Thanks for an excellent article on a game deserving of much commentary.
Playing S.T.A.L.K.E.R. caused me to develop an obsessive fascination with Chernobyl. I wonder if anyone else has experienced this?
After doing some web research, picking up a copy of Svetlana Alexiavich's Voices of Chernobyl and Igor Kostin's photo-book Chernobyl: Confessions of a Reporter, a frightening story develops. In ways it's more bizarre and fantastical than David Cronenberg's films or The X-Files at its most paranoid-- Only it's real. The Elephant's Foot; The Red Forest; The Liquidators shovelling radioactive graphite into wheelbarrows; Truckloads of irradiated dog and cat carcasses.
"For some people, then, the idea that a commercial videogame should be made with a real-world disaster at its core might seem disrespectful, even exploitative."
I can't find any press reaction to this game from it's native land. Perception of it has got to be very different for a kid with thyroid problems playing it in Gomel, Minsk, or Kiev than for me playing it in healthy California. I'm interested in that.

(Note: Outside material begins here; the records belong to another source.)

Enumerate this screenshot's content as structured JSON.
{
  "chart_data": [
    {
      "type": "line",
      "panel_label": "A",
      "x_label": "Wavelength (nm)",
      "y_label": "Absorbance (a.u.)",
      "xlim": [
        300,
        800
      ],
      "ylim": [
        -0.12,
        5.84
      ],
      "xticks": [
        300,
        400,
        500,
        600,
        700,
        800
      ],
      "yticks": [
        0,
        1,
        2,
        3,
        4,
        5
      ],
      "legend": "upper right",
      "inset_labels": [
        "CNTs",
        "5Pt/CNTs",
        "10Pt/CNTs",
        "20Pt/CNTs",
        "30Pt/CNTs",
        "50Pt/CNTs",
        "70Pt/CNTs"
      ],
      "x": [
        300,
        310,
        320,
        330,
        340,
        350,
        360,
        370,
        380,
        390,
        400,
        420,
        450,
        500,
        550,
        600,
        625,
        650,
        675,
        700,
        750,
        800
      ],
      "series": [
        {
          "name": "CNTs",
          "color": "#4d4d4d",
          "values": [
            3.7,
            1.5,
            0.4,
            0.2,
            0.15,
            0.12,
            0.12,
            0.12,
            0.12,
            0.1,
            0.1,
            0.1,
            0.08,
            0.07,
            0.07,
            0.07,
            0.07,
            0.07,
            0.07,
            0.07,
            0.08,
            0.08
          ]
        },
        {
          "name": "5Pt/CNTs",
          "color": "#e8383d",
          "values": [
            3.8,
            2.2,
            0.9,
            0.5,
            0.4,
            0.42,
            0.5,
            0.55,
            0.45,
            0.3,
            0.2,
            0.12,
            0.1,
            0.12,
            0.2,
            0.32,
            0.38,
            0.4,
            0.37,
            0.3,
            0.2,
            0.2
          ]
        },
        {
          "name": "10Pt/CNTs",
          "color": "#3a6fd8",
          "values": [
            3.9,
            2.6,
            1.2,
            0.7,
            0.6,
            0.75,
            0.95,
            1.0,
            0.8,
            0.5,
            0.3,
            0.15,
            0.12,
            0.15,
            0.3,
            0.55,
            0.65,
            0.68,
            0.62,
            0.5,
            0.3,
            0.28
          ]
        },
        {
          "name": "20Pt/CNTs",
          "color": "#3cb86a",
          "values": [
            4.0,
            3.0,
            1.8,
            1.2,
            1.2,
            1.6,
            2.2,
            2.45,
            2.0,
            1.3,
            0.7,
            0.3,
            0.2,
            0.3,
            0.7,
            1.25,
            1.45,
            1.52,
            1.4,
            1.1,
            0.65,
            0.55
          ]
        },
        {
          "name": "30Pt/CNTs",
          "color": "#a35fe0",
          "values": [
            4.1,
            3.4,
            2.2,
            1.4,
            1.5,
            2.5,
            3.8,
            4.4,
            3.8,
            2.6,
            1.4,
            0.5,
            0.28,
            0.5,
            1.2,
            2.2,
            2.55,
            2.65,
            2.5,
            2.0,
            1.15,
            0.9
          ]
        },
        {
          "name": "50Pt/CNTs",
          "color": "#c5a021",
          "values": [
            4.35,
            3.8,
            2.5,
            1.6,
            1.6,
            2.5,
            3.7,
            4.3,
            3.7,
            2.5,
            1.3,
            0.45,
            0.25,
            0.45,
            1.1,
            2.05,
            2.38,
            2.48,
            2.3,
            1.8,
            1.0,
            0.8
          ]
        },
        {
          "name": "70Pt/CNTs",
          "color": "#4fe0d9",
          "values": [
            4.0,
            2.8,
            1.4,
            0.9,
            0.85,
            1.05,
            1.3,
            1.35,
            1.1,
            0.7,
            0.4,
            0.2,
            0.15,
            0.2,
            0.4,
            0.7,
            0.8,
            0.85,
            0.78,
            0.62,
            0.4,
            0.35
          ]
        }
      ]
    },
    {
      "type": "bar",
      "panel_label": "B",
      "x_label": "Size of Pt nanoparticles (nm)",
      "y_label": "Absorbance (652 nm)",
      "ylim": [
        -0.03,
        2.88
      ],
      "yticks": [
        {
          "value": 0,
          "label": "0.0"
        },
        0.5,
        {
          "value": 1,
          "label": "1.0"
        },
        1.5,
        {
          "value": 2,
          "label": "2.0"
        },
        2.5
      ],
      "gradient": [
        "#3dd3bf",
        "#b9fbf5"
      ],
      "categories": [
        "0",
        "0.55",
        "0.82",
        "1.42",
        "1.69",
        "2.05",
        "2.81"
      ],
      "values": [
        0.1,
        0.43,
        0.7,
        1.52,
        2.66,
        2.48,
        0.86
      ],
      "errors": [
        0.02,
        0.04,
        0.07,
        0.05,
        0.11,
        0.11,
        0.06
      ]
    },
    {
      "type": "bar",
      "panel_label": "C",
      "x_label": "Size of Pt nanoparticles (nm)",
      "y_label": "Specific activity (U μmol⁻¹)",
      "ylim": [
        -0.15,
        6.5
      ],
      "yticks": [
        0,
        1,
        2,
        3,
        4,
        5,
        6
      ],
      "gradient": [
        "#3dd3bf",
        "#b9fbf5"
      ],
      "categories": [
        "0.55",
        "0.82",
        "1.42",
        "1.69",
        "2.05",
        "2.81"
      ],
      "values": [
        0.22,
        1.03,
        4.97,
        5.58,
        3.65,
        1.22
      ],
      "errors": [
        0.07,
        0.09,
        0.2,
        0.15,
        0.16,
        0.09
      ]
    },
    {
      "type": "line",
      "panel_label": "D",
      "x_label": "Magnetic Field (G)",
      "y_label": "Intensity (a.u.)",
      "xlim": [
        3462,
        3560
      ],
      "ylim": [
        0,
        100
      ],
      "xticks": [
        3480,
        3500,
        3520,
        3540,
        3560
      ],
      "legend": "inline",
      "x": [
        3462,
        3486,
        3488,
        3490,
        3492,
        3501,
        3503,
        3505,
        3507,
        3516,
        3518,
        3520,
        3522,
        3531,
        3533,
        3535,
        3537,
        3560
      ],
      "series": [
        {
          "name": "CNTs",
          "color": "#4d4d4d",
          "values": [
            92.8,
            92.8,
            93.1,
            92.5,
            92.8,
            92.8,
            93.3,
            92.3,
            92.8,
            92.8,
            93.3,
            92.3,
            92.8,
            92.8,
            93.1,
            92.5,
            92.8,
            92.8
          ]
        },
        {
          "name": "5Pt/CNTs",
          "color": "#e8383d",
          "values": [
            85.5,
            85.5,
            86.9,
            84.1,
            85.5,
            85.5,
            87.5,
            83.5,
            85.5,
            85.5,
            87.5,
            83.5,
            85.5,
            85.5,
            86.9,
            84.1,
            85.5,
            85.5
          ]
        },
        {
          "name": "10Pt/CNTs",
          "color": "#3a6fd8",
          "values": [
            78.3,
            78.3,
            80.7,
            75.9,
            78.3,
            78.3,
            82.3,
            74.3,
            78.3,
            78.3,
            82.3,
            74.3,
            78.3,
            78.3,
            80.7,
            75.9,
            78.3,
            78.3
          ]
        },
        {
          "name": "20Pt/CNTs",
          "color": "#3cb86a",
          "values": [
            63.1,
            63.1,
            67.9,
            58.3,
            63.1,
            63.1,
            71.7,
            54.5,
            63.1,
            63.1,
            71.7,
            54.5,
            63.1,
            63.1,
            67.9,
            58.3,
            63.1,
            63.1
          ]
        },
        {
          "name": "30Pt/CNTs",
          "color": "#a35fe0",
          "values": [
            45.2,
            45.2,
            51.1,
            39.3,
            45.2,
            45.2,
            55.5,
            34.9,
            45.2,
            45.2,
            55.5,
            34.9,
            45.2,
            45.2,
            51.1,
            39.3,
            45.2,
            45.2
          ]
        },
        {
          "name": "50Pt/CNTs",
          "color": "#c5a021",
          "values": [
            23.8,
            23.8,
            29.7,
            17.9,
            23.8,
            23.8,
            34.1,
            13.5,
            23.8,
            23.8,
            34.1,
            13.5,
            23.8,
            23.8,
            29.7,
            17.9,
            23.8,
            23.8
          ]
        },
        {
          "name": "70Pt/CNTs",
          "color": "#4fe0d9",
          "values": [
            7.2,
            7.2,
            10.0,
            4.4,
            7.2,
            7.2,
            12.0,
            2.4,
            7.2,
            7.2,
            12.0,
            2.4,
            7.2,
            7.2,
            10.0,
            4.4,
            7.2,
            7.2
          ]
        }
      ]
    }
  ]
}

The unlockable level late in the game where you get to run around the outside of the massive reactor 4 Sarcophagus, teleporting to different vantage points, has an atmosphere which seems anything but exploitative. It feels more like a poetic elegy, or an ode of some kind.
Though I find your idea of the 'Zone' concept as a "local myth" specific to post-Soviet consciousness compelling, I don't know if I completely agree with it; I think the 'Odyssey into the Forbidden Zone' motif is more of an archetypal thing, though it may be that the Soviets make better art out of it.
I am also not entirely sure of S.T.A.L.K.E.R. as something which has shed the American paradigm. Sure it's setting and atmospherics indicate something specific and local. But the basic game mechanics-- running around, shooting mutants and guys in camouflage from a first person perspective-- are pure apple pie and hot dogs, despite the Tarkovskyian garnish.